A new base TOGAF model is created, displaying the TOGAF Interface diagram.
The structure created in the project browser is as below:
The diagram TOGAF-ADM is opened and is as below:
This is the defined Application Development Method, each circular node in the diagram is linked (via double-clicking) to the package of that name within your project. Empty diagrams of the appropriate type have been created in their respective packages, ready for modelling to begin. Double-clicking a circular node will open up the corresponding diagram.
If we take as example, in TOGAF a new system begins with a “Request for Architecture Work”. This is accessed by double –clicking the Preliminary node. This opens up an ADM Diagram called ”Preliminary”, which looks as below:
The single element (there could be more) details the text of the Request for Architecture Work, this is captured very conveniently by a Linked Document. In the TOGAF MDG extension, this linked document can be opened
by double-clicking the Request For Architecture element. (Note this behaviour is not available for all TOGAF elements).
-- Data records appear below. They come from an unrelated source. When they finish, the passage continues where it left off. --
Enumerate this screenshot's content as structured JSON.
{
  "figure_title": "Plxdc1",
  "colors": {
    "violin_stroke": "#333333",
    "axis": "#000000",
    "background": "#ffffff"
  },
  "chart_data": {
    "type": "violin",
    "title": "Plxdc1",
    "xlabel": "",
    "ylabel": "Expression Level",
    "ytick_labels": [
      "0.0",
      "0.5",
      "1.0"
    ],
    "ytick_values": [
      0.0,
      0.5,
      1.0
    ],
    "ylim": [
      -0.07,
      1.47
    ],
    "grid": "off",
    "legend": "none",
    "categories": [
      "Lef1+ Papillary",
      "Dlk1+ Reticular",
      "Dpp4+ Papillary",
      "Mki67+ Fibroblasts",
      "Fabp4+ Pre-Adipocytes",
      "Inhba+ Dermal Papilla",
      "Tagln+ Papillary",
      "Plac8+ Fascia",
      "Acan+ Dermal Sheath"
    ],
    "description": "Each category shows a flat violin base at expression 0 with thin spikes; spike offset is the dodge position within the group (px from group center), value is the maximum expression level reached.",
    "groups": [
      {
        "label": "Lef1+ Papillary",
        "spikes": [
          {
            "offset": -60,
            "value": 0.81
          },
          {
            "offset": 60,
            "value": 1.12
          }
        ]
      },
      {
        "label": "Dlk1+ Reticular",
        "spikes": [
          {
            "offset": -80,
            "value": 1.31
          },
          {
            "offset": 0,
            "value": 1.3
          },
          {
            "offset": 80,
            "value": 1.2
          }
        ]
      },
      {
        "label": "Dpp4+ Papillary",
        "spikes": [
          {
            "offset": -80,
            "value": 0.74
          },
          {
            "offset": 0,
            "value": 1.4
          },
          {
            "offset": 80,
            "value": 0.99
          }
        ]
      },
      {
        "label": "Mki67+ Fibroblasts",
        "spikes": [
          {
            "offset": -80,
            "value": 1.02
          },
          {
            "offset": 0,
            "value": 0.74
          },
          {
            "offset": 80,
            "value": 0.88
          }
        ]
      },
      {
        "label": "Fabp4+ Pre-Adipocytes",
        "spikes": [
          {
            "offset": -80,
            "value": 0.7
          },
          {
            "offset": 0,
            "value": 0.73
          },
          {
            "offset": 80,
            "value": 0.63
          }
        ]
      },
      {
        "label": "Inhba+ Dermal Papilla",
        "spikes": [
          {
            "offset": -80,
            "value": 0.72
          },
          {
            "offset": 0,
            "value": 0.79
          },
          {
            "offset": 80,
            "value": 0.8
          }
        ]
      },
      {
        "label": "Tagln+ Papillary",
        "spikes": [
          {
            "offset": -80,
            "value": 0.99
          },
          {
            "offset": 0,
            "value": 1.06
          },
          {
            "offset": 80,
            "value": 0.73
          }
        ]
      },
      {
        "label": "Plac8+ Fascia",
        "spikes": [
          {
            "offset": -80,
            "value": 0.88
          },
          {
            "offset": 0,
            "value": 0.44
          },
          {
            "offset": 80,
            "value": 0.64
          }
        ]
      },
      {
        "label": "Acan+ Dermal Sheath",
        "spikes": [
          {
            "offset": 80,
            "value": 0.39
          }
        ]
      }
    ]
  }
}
A template form for entering the Request for Architecture Work is displayed as shown below:
It is not possible in this newsletter to detail all procedures, diagrams and elements available in TOGAF, rather it is the intention to provide an outline to get you started with TOGAF.
All other circular nodes in the TOGAF-ADM diagram function in a similar manner to that outline above.
The other linked framework diagram in TOGAF is the “Enterprise Continuum” as shown below:
Each pictorial node links to a suitable package, containing an appropriate diagram. This section of the model is designed to illustrate the corporate resources available and where they are used.
A sample model for TOGAF does ship with the MDG extension. I t is recommended to examine this model, but please bear in mind it is far from complete! A useful resource in the example model however, is the view TOGAF-SIB (TOGAF Standards Information Base).
The Open Group’s Standards Information Base (http://www.opengroup.org/sib.htm )is a database of facts and guidance about information systems standards. The standards to which it refers come from many sources: from formal standards bodies such as ISO or IEEE; from authoritative standards makers such as the Internet Society; and from other consortia, like the World Wide Web Consortium and the Object Management Group.
An example of the contents of this package is as shown below:
In this newsletter we have outlined the TOGAF MDG technology that is available for Enterprise Architect
together with how to get started using the technology.